A Chinook salmon and school of shad in the Columbia River
Credit: Jeff T. Green/Getty Images

The Shoshone-Bannock tribes in eastern Idaho have long been active on the issue. They filed a federal petition in 1990 asking that the Snake River sockeye salmon be listed as endangered. Chad Colter, director of the fish and wildlife department for the Shoshone-Bannock tribes of the Fort Hall Reservation, notes that tribes harvesting Chinook in the Salmon, Grande Ronde and Imnaha rivers recently faced catch limits of three salmon, total, for their entire communities.

“The subsistence path we once followed and our reliance upon the natural riverine ecosystem for that subsistence can no longer be followed or relied upon to provide for our most basic needs of food and water,” Colter says. “As a hunting people, we have gone from relying on fish runs that provided yearlong subsistence resources for our communities to ingesting merely ceremonial amounts of salmon during a short window each hunting season.”

The tribes, according to Colter, want the dams on the Lower Snake River removed to ensure tribal members can harvest salmon from populations that are sustainable, resilient, and abundant.

Taking the Long View

In Washington State, tribes and conservation groups have ample experience in advocating for dam removal—and maintaining the patience to see their efforts through. Once the decision was made to remove the Elwha Dam and Glines Canyon Dam, it took two decades before the final section of the dams were removed in 2014, but the impacts to the river ecosystem were immediate. Research showed that habitats were restored; salmon, steelhead, and trout repopulated the river; and new species moved in.

The restored Elwah River in 2017
Credit: Tom Collins via Flickr

Mace believes that sharing those success stories might lead more opponents of dam removal to reconsider their positions. “I have been trying to extend a hand and have conversations with some of the folks that have been traditionally opposed [to breaching the dams], to the communities who use the benefits of the dams, to see if we could come to some kind of understanding at least and see whether there would be a willingness to figure out some solutions,” she says. “We are seeing people take more of a long view. They’re realizing that the salmon crisis won’t go away unless we take some bold actions.”

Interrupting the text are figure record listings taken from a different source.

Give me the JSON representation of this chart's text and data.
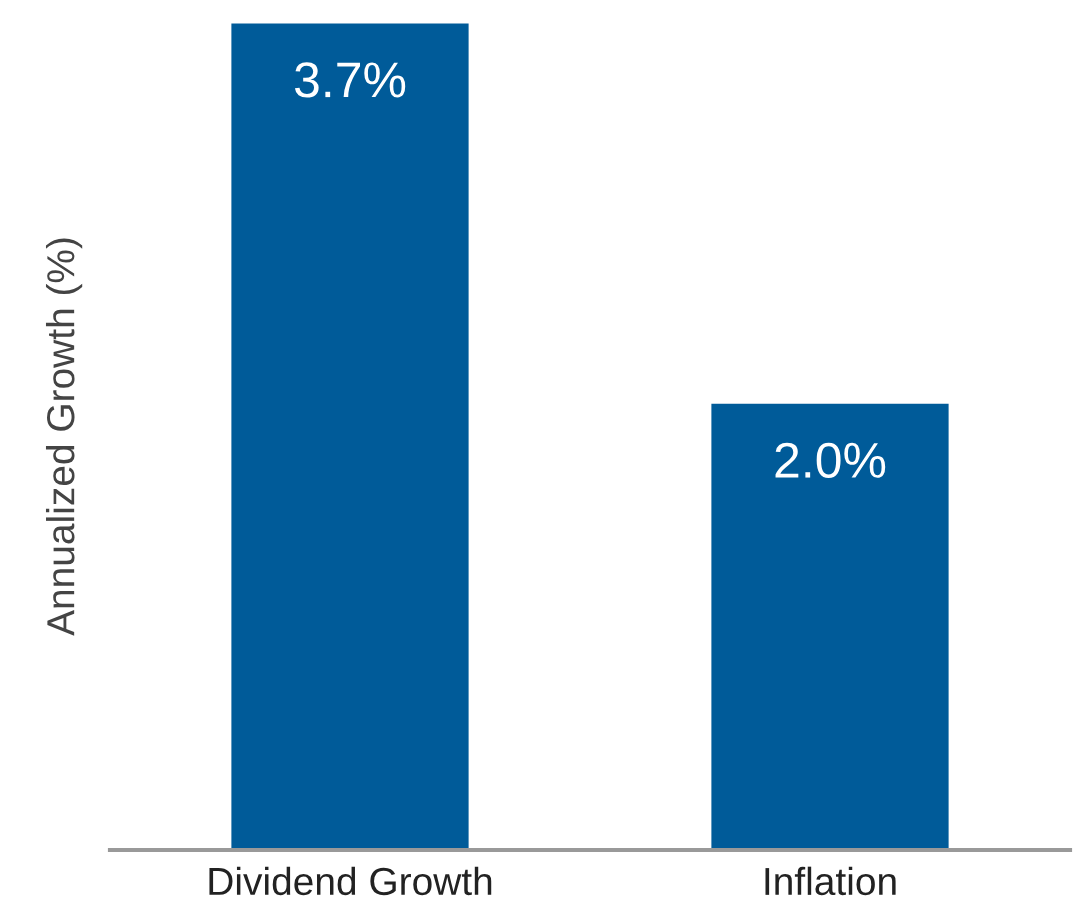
{
  "chart_data": {
    "type": "bar",
    "ylabel": "Annualized Growth (%)",
    "categories": [
      "Dividend Growth",
      "Inflation"
    ],
    "values": [
      3.7,
      2.0
    ],
    "color": "#005b99",
    "value_labels": [
      "3.7%",
      "2.0%"
    ],
    "ylim": [
      0,
      3.7
    ],
    "tick_labels": "x",
    "grid": false,
    "legend": false
  }
}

In the meantime, Good Stefani takes heart in the dialogues being had at forums like the Boise conference. “When we talk face-to-face, we confront the uncomfortable fact that finding a solution is complicated and there is no villain here,” she says. “We have to stop fighting about who has more to lose and start asking what everybody needs. We all want our kids to be able to float and fish these rivers, to know that increasingly rare kind of abundance.”